Delante de él había un hombre enfermo de hidropesía.
Jesús preguntó a los doctores de la Ley y a los fariseos: “¿Está permitido curar en sábado o no?”.
Pero ellos guardaron silencio. Entonces Jesús tomó de la mano al enfermo, lo curó y lo despidió.
Y volviéndose hacia ellos, les dijo: “Si a alguno de ustedes se le cae en un pozo su hijo o su buey, ¿acaso no lo saca en seguida, aunque sea sábado?”.
A esto no pudieron responder nada.
Ayudar y curar.No juzgar
1) Lo observaban: Hoy todavía tenemos “conservantes”, aquellos que observan tu vida y buscan descubrir tu punto débil. Pero sin embargo Jesús no lo toma como punto clave porque sabe quién es Él. Mucha gente te observará y buscará tu punto débil. Vos no vivís por ellos y para ellos. Volvé a vos y a tu identidad, no vivas para protegerte y contentar a otros.

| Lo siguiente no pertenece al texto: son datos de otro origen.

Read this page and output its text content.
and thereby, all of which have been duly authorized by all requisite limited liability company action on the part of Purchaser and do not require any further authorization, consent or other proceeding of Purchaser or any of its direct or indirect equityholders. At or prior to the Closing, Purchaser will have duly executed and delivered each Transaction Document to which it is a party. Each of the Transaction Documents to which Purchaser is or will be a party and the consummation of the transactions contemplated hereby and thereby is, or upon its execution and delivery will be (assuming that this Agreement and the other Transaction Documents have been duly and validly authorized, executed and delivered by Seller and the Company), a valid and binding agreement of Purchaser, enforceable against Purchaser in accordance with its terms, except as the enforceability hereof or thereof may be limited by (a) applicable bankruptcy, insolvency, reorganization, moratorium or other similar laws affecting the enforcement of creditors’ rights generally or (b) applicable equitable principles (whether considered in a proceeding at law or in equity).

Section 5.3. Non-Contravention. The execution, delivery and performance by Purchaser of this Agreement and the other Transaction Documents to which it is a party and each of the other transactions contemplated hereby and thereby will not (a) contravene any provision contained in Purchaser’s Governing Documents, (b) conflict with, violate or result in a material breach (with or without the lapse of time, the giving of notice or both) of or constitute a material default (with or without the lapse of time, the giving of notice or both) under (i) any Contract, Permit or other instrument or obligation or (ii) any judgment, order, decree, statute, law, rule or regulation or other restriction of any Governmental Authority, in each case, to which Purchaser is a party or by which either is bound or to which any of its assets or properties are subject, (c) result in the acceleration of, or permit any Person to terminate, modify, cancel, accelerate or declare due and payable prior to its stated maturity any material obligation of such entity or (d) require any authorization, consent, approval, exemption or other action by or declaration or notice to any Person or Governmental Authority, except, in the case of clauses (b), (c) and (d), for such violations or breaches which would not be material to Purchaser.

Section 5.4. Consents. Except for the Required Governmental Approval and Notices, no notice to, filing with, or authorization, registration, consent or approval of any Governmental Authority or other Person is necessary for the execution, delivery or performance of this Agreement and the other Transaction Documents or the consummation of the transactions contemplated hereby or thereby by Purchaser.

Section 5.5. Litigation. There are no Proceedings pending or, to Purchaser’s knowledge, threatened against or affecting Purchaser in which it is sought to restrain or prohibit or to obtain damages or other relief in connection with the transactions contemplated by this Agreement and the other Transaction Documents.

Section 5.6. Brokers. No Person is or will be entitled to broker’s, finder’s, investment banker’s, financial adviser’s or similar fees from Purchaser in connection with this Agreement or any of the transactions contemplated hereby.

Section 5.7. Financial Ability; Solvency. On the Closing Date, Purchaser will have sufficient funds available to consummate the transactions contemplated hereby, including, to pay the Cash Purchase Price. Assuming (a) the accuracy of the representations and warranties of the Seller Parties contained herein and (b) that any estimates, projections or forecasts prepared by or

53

2) Curó: Jesús sana y muestra que más allá de toda ley y de toda regla importa el salvar a la persona. No permitas que el estructuralismo y las reglamentaciones de la vida te hagan olvidar que lo fundamental es ayudar sin pedir nada y hacer la vida más fácil de los demás.
3) Lo permitido: Es clave saber que quien cree en Dios debe ayudar al hermano y no complicarle la vida. Es construir desde la verdad y sabiendo que desde la identidad de uno se logran milagros en los demás.
No te fijes en lo que te digan, fíjate más bien en lo que podés ayudar.